Os 90º marcam os ângulos dos dois flancos e do ângulo flanqueado deste Baluarte de Olivença. As faces estão viradas a S. e a SW. A sua estrutura permite uma alargada linha de fogo sobre o inimigo, comportando 12 lugares para armas de fogo. Duas canhoneiras no flanco, mais 3 e 4 nas faces e no último flanco 3. As guaritas marcam presença nos extremos e são todas diferentes: hexagonal côncava com 3 frestas, tecto a acompanhar; octogonal com 3 frestas e tecto também octogonal com moldura e outra redonda com tecto também redondo. As bases são todas iguais: esfera, segmento convexo seguido de côncavo.
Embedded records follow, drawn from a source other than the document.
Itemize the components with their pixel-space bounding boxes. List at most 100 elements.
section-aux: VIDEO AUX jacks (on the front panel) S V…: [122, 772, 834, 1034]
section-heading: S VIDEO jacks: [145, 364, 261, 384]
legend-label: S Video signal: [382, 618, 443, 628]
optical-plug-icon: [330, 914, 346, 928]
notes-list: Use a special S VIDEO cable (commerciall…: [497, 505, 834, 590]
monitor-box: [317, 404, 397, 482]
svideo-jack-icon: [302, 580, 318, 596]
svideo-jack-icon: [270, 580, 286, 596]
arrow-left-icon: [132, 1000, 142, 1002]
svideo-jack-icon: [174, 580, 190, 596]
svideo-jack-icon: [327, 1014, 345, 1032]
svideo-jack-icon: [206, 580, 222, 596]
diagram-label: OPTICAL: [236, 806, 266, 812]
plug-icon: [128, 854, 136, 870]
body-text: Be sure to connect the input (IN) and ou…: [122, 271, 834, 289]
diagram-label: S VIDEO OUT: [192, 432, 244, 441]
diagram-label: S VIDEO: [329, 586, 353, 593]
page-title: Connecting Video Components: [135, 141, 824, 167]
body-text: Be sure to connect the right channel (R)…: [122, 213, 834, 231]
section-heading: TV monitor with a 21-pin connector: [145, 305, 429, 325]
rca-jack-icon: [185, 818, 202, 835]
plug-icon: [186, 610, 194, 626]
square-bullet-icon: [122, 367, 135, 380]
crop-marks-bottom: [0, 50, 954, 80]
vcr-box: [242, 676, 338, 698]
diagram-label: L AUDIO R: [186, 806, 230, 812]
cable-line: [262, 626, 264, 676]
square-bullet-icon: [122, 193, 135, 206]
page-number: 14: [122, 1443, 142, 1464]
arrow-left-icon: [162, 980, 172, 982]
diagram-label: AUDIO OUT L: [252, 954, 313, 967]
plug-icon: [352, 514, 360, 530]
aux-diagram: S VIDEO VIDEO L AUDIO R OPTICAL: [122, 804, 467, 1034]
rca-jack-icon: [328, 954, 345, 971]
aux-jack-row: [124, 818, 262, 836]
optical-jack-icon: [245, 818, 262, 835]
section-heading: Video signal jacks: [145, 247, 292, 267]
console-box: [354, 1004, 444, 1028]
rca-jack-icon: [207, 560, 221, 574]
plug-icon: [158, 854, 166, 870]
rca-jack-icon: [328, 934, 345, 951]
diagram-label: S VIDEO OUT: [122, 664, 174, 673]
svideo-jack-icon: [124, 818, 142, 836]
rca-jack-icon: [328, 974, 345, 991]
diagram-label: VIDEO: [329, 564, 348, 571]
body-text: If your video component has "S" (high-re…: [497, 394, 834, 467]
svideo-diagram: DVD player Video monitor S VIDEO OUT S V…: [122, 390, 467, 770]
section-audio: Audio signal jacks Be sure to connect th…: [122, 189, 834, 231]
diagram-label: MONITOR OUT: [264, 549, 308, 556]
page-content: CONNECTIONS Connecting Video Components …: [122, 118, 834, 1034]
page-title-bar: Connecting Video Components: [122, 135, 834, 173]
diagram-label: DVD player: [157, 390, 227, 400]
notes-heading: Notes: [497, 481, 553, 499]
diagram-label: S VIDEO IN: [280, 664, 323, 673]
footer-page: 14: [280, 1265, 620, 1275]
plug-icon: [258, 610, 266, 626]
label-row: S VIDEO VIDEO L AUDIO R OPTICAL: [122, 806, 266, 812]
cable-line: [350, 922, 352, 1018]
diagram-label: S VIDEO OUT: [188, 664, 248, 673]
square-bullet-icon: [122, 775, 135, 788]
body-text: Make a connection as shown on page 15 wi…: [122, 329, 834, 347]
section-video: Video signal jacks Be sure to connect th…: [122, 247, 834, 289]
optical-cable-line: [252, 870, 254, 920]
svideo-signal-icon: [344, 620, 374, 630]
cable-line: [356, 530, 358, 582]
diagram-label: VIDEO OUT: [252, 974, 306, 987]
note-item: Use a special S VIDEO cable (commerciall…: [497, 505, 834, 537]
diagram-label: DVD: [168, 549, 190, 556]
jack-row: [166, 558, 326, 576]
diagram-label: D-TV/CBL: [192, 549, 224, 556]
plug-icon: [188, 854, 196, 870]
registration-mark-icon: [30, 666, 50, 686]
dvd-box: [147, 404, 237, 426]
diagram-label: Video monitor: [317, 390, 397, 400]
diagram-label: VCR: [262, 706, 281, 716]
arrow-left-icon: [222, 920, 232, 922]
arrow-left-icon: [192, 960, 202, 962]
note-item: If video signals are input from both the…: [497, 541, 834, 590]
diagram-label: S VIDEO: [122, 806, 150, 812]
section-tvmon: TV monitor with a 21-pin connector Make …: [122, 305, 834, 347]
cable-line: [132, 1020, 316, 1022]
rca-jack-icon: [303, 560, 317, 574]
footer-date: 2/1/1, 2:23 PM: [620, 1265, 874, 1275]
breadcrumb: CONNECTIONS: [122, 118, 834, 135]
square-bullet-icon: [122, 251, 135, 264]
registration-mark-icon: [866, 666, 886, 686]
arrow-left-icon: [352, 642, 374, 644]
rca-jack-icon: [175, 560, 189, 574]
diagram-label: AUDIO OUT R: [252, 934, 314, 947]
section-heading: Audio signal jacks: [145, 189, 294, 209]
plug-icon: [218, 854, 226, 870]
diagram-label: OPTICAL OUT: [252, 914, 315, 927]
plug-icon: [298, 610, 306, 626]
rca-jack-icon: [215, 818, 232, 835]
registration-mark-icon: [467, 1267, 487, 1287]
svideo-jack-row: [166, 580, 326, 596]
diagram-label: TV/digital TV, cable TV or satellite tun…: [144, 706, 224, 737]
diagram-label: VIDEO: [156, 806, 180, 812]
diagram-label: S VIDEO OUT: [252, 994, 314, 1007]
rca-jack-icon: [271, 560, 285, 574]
Contém a meio da face, virada a SW, uma latrina rectangular.
CONTRAGUARDA
A proteger a face virada a SW do Baluarte de Olivença temos esta contraguarda. É constituída por duas faces e um flanco. O ângulo reentrante é bastante acentuado e disfarçado no terreno, ficando escondido da linha do inimigo e, claro, permitindo a defesa e ataque mais à distância, uma vez que o seu terrapleno tem largura suficiente para comportar peças de artilharia, sendo uma obra externa. Tem duas canhoneiras de cada lado com guarita hexagonal no ângulo. Tem frestas em todos os lados do polígono e o tecto é redondo com moldura. A galanteria é rectangular, com pino de forma quadrangular a assentar num dos vértices.
CORTINA COM POTERNA

Esta cortina tem uma escarpa bem alta. O fosso termina com caminho coberto, limitado por reparo. A poterna situa-se próxima do flanco do Baluarte de Olivença, seguindo por meio de capoeira até ao caminho coberto. Por cima da poterna tem rasgado no reparo duas canhoneiras. Na parte debaixo da escarpa apresenta uma fresta.